Published 10th March 2024, 20:32

    THE last time I tackled Beinn Odhar things didn't quite pan out as I had planned.

    My relief at having reached the summit cairn after the short but relentlessly steep ascent on a beautiful icy February morning was soon tempered by the realisation that I had left my crampons in the car.

    Suddenly any hope of doing all five Corbetts in this unique ring above Tyndrum looked like a mission impossible. Although the slopes I had climbed were soft and trouble-free, the same couldn't be said for the ones on the opposite flank. Now I was faced with trying to pick my way down through wide swathes of solid ice.

    The next hour or so was spent bum-sliding and relying on the ice axe as a brake but the prospect of doing this for another four big hills didn't appeal. I bailed out after the third summit, Cam Chreag, a wise move especially after a particularly painful blow to the tail bone.

    I was back on Beinn Odhar last weekend but despite being exactly the same time of year as that first visit, crisp and clear conditions had been replaced by unseasonably warmer temps, it was soggy underfoot and the high tops were mostly in hiding with drizzle blowing through.

    The route was also different, an approach by the old St Fillans Priory then up on to Beinn Chaorach and over to Beinn Odhar, partly driven by the desire for a change of scenery but also taking into account our time restraints. No one was thinking about a five-hill circuit. Once again, however, things didn't quite go to plan.

    As we neared the final rise of the long steady pull up the grassy slopes of Beinn Chaorach I stopped to adjust layers – then found I simply couldn't get going again. Every step became a struggle. It seemed my energy levels had sprung a leak during that short pause. The trig pillar was a welcome sight, and a chance to reboot. 

    The deep descent to the col was enlivened by the slow-motion machinations of the cloud at the top of the glen which provided tantalising glimpses of Beinn Dorain and Beinn a' Chaisteil. It also cleared enough for a spell to reveal Beinn Odhar in all its glory – if I had forgotten just how brutally steep these hills were, this was a timely reminder. 

    The initial plod uphill wasn't too bad, but about halfway up I again hit a wall. And this time it was much worse. Every muscle seemed to be rebelling against the effort: legs were leaden, neck and shoulders heavy. It was becoming hard to lift my head. Even my arms started to give up the ghost. It was time for some group therapy.

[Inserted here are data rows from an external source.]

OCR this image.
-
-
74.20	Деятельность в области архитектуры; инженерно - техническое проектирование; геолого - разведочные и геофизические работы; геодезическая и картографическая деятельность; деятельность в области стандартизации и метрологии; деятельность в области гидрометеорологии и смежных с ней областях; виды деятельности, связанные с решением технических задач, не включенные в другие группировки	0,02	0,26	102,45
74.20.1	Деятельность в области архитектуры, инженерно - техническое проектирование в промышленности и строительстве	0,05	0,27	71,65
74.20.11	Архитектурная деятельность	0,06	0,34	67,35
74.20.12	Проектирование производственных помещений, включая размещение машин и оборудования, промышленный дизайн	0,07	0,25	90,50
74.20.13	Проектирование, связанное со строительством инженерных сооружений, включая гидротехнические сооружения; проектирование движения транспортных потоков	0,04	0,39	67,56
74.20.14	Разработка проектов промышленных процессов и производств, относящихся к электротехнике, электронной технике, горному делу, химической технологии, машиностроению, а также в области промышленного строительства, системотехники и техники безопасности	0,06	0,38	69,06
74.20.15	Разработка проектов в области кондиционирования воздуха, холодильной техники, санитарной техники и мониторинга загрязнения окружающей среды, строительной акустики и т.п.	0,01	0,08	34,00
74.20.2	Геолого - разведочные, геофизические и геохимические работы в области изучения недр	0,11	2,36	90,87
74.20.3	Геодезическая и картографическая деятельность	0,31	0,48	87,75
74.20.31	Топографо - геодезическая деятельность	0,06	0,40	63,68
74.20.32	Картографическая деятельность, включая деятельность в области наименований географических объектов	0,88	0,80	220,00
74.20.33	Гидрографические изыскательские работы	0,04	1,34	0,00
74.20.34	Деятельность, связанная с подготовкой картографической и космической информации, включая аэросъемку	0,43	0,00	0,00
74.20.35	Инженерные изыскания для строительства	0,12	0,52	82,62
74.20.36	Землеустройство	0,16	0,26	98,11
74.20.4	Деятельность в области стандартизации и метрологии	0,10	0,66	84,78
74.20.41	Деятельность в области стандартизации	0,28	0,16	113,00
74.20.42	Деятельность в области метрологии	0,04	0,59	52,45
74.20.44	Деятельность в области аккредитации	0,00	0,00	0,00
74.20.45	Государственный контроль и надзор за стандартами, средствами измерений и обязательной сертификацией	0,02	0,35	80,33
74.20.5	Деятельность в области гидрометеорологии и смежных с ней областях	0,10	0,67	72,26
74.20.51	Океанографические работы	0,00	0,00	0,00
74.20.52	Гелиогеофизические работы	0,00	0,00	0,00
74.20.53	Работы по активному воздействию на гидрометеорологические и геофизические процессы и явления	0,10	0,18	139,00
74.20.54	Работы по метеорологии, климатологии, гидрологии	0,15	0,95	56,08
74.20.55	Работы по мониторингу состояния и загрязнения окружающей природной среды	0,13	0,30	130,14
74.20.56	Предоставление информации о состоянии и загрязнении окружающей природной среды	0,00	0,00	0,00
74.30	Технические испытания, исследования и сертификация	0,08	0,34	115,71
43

    Some of the party offered to cut short the walk and head down. But I had been through this scenario before, albeit less severe. I knew if I kept going, hard though it was, I would come out the other side. The compromise was a sharing of packs, a redistribution of weight.

    The mist had closed in again and every rise seemed to tease, but eventually we were at the highest point with its now much reduced summit cairn, the result of a tidy-up by that man of mountain measurements Alan Dawson. As far as I was concerned, normal service had been resumed and those ferocious steep slopes got us down to the West Highland Way in under an hour, a real work-out for the knees to avoid freewheeling out of control.

    It's often hard to pinpoint exactly the reasons for a bad day on the hill. It strikes once or twice a year and lack of sleep seems to be the biggest factor. I still find it easier to travel by night and have a sleep in the car rather than have to get out of bed early and then travel. 

    When going out with a group, the nights are even more restless as there's an overriding fear you will miss the rendezvous. It tends not to happen on solo outings when the only person you can let down is yourself.

    I had had some sniffles in the week leading up to the walk but they never came to much and I was fine when I set off. If I had been feeling unwell, I would have chosen an easier walk. The hidden effects of stress should never be underestimated either, and the fact I had been dealing with a family bereavement may have added to whatever else was swirling around.

    There was a slight chicken and egg factor in that I couldn't be sure if I had been coming down with something beforehand or whether the walk itself had triggered a problem.

    Or maybe it was just the muscles remembering the strains of that day on Beinn Odhar from 20 years ago better than I had.